The Evil of Cowardice

Ben Shapiro /

On Saturday night, the Israeli military made a macabre and horrifying discovery: the slain bodies of six hostages taken by Hamas, including American citizen Hersh Goldberg-Polin.

All six hostages had been shot point-blank in the head some 48-72 hours prior, presumably upon the approach of Israel Defense Forces soldiers; Hamas terrorists chose to murder the hostages they had held in terror tunnels for over 300 days rather than risk their liberation.

The discovery sent the entire nation of Israel into mourning. On Oct. 7, Israelis were forced to remember that the enemy they face is not merely violent, but purely evil.

In subsequent months, with the extraordinary progress of the IDF in Gaza over the protestations of the Biden administration, Hamas’ evils were relegated once more to the realm of military conflict. But the very thought of these victims—Goldberg-Polin, 23; Eden Yerushalmi, 24; Ori Danino, 25; Alex Lobanov, 32; Carmel Gat, 40; and Almog Sarusi, 27—suffering without sunlight, food, or water for nearly a year, all to be shot to death within hours of their possible freedom, reopened all the wounds of Oct. 7.

It turned out that all the diplomatic overtures made by America—overtures largely accepted by the supposedly intransigent administration of Israeli Prime Minister Benjamin Netanyahu—meant nothing.

As Netanyahu pointed out, “whoever murders hostages does not want a deal.” That was predictable enough, given the fact that Hamas’ chief goal is its own survival—a goal directly at odds with Israel’s necessary goal of extirpating Hamas. That is why Hamas has consistently declared for months that there would be no hostage release without a full Israeli withdrawal from Gaza, along with the discharge of hundreds of convicted terrorists and murderers. Anything less than survival for Hamas is a loss. Dead Palestinians help Hamas achieve its goal of pressuring Israel; dead hostages help Hamas achieve its goal of pressuring Israel.

And yet the immediate response of America and Great Britain has been to push Israel into more concessions. Asked whether Netanyahu had done enough to secure the hostage release, President Joe Biden—fresh from the beach in Delaware—said “no.” That is obviously political madness; if the murder of hostages wins indulgences, surely Hamas has the incentive to murder more hostages. But it is, far more importantly, moral madness; handing a victory to the very monsters who currently hold toddlers and threaten to shoot them in the head is the essence of cowardice. It’s worse: It’s complicity in evil.
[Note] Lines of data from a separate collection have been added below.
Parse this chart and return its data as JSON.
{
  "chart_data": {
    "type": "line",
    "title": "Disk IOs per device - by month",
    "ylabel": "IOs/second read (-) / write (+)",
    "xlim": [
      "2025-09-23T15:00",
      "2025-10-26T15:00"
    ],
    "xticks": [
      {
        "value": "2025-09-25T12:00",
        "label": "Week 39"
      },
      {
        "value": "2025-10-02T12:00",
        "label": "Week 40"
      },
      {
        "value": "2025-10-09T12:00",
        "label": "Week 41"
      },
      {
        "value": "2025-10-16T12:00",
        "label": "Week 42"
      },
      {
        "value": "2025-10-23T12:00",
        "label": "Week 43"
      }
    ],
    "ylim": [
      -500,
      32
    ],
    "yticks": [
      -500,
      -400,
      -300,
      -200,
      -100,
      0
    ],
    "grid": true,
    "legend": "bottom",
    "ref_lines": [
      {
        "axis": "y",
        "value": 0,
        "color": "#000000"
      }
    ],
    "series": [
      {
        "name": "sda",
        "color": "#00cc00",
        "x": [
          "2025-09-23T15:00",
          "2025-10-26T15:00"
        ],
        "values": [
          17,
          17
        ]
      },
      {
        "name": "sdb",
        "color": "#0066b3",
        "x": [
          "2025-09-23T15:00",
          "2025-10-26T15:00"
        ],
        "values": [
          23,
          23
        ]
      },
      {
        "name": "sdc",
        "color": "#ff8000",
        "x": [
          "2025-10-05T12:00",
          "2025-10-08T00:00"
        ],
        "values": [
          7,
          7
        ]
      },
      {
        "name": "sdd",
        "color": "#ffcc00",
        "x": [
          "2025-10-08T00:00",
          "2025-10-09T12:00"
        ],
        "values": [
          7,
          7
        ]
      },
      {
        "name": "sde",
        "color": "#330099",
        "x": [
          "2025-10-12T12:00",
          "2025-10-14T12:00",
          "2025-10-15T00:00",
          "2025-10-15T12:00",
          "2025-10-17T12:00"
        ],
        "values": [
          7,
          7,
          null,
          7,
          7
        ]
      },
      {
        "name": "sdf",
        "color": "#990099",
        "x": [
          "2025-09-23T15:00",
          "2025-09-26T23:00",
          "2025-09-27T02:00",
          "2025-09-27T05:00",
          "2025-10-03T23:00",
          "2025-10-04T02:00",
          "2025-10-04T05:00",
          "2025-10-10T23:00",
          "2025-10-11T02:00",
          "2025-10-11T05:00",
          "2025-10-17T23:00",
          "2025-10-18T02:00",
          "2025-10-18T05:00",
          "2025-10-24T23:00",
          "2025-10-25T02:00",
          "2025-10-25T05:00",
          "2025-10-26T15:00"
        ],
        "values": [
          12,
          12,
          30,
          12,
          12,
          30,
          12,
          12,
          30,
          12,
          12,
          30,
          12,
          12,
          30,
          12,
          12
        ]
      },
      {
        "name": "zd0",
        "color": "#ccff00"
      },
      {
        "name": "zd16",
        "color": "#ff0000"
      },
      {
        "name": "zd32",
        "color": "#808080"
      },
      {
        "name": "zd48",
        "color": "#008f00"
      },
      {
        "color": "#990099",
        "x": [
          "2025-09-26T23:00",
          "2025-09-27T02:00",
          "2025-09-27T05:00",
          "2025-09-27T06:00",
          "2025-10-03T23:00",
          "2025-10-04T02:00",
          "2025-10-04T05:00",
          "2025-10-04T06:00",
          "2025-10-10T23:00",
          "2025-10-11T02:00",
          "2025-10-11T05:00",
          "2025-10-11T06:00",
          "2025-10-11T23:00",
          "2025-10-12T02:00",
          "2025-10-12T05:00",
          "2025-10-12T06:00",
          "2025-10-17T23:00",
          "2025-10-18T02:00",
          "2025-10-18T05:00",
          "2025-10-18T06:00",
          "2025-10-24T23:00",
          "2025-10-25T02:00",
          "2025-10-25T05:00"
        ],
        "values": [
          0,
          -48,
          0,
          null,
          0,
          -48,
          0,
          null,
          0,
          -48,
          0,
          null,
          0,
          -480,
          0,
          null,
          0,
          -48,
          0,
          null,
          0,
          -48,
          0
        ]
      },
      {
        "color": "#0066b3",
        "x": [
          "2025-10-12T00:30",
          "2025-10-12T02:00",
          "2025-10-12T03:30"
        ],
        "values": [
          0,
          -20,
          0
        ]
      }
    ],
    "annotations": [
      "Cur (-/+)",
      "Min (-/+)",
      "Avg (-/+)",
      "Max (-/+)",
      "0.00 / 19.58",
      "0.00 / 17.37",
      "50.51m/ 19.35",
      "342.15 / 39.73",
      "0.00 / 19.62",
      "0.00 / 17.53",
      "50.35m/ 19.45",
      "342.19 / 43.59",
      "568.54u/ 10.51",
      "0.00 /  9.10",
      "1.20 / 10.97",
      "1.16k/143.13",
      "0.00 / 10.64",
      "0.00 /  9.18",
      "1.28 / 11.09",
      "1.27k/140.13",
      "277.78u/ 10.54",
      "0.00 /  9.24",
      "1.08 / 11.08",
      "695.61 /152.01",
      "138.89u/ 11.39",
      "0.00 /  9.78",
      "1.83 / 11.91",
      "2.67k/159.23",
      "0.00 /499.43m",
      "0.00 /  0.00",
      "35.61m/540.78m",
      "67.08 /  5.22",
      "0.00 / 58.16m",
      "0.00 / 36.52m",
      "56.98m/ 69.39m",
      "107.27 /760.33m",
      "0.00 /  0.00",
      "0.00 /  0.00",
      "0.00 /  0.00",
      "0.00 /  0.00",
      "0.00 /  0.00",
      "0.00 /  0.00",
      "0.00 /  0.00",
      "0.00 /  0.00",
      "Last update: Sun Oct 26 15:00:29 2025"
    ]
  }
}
The only possible moral frame in which Israel can be blamed for Hamas’ monstrousness is a relativistic one, in which barbaric evil can be projected onto the “root cause” of the West. There is a reason so much of the Left views America’s loss of the Vietnam War as a victory, or sees the Afghanistan pullout as a triumph, ignoring the viciousness of the Viet Cong and the Taliban.

In this view, the cruelty of the West’s enemies is merely a response to the West’s own cruelty—and the evidence of that proposition is the existence of our enemies. Were we kind, generous, and tolerant, we would have no enemies, goes the logic—thus the presence of our enemies demonstrates how fatally flawed we are.

This perverse philosophy gives ammunition to the world’s worst human beings. Depriving evil actors of agency means leaving them free to pursue their worse designs, secure in the knowledge that the more savagely they act, the more they will be excused for their cruelty. The West, in this view, can never triumph but through surrender.

This philosophy will destroy the West from within as well as from without. Cowardice is the greatest aid to evil; in fact, it is its own form of evil, for without it, evil could never win. A West incapable of distinguishing between those who kidnap and murder hostages in pursuit of Islamist theocracy and those who seek to free those hostages is a West that simply cannot survive.